For their part, the Spiders were drawn too human-like for me, despite their non-human form. I realize by what is said near the end that we were supposed to be seeing them through the eyes of the human translators like Trixia, but their attitudes, their technology, and their development is decidedly human. Sherkaner, Victory and Hrunker were regular human beings, and their efforts in war, love and challenging their people's beliefs were fairly standard. I wasn't much interested, except as a diversion from the other boring plotlines. I wonder how Trixia got translations of Underhill's first trip to Lands Command, when that occurred two hundred years before they arrived at the OnOff star.

The twist to the ending is that Pham's sabotage kills more Spiders than it saves, because Sherkaner has been secretly communicating with the Focused translators. When the bombs start flying, Sherkaner meant to use the Focused to avert a real war. But Pham took the Focused off-line to try and avert the war. When he realized what the Spiders had planned, he reactivates their link, and Sherkaner takes over. Pham takes over the Qeng Ho, and Qiwi kills Tomas Nau.

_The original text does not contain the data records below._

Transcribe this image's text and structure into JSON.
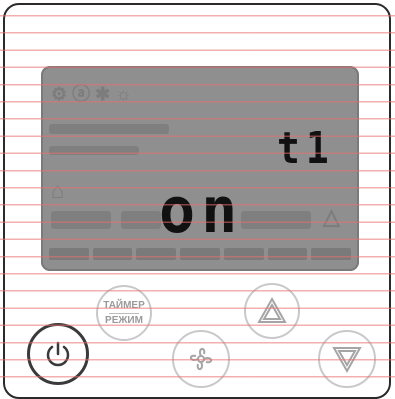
{
  "display": {
    "timer_code": "t1",
    "status": "on"
  },
  "buttons": {
    "power_icon": "power-icon",
    "mode_line1": "ТАЙМЕР",
    "mode_line2": "РЕЖИМ",
    "up_icon": "triangle-up-icon",
    "fan_icon": "fan-icon",
    "down_icon": "triangle-down-icon"
  },
  "colors": {
    "lcd_background": "#8f8f8f",
    "stripe": "#e86e6e",
    "segment": "#111111"
  }
}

Ezr learns to let go of Trixia, who has become more a Spider than human now, and marries Qiwi. Pham and his new partner, his former Focused nemesis Ann Reynolt, take their crusade to free the Focused back to the Emergent homeworld. 

The only part of the book that I thought was poor plotting was the Exiles' belief (well-founded because of the dictates of the story) that the Spiders would be technologically ready to resupply them before the next Dark. As the Spiders typically went into hibernation during the two hundred year Dark cycle of their star, were the Exiles ready to wait out that long time span if it didn't work out? They were lucky that Sherkaner pushed so hard for atomic energy, which provided enough heat to allow underground cities to thrive through the time with no sun. Would our technology be able to do that, even if we became fully dependent on nuclear fuel? I doubt it, and I doubt further that we could do it in the thirty years of Brightness that the planet had. Still, these are Spiders... The Exiles even waited until after Dark set in to start their take-over. What if the atomic project didn't work, and they abandoned the cities for their Deepnesses?

Still, technology doesn't seem to be a problem for these people. Although they only have one heavy lifter left, and that was in dubious condition, how are they going to get the materials required to build new starships? Again, the technology is assumed, and nothing is a real problem, even decades digging through the diamond asteroids.

Maybe if the story was shorter, or if the characters actually had something interesting to do throughout most of the book, I would have enjoyed it better. As it was, though, this is a marginal book that I cannot recommend except to persistent readers.